Born in Scotland and raised in Sierra Leone and Great Britain (as well as having passed childhood junctures in Iran, Thailand, and Zambia), the extraordinarily skilled Aminatta Forna truly has an amalgam of genetic and transnational roots. The author has written a half-dozen books, including the novel Happiness which engagingly explores the topics of love, happenstance, and marginalized communities, as two pedestrians collide at Waterloo Bridge in London.

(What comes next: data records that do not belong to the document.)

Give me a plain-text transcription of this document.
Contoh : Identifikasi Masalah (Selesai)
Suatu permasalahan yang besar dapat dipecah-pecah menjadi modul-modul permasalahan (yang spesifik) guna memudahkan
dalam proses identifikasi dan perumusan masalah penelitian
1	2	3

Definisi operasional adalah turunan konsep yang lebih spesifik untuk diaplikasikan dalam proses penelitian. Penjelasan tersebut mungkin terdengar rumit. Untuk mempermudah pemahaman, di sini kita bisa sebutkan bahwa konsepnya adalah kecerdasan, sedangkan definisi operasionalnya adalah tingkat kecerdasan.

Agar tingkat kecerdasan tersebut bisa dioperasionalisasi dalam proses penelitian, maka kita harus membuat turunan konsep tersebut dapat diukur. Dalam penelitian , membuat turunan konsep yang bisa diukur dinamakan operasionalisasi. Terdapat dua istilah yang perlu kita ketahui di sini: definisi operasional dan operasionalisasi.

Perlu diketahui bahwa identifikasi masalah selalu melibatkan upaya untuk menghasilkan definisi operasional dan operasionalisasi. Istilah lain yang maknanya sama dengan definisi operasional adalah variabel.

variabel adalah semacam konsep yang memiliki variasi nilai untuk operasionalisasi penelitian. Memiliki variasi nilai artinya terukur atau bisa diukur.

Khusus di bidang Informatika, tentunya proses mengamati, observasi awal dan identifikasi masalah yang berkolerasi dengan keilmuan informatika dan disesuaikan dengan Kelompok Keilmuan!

In 2021, Forna published The Window Seat: Notes From a Life In Motion. This compassionate, perceptive compendium of 17 essays takes us from the UK and New Zealand to Sierra Leone and the U.S. Her love of animals is evident in several of the pieces. Particularly enjoyable are The Watch (about insomnia), Crossroads (she explores race in America from an African perspective), and Power Walking (which presents a nuanced examination of what it’s like to walk in the world in a Black woman’s body).

 

 

 

10 OF 10

Derek Walcott

Born in Saint Lucia, the West Indies, in 1930, Derek Walcott became one of the most accomplished poets in the world. He wrote over 20 volumes of poetry, plays, and essays. In 1992, he received the Nobel Prize in Literature. He divided his time between living in the Caribbean and teaching primarily at Boston University. Walcott loved to travel. In The Arkansas Testament, he explores the Deep South, where we read such short, haunting lines as, “Dawn was fading the houses / to an even Confederate grey.”

Walcott particularly loved Europe and North America, which he radiantly captures in The Prodigal, a book-length poem in which he delves into the nature of identity and culture. Of Italy, he writes of the “Virgilian twilight on the hides of cattle / and the small turreted castles on the Tuscan slopes.” And of Zermatt, he pens, “I liked the precocious lamps in the evening. / I have never seen so much snow. It whitened night.”

Walcott died in March 2017, in his beloved Saint Lucia. He was 87 years old. He was loved and cared for over 30 years by his devoted German-born companion, Sigrid Nama.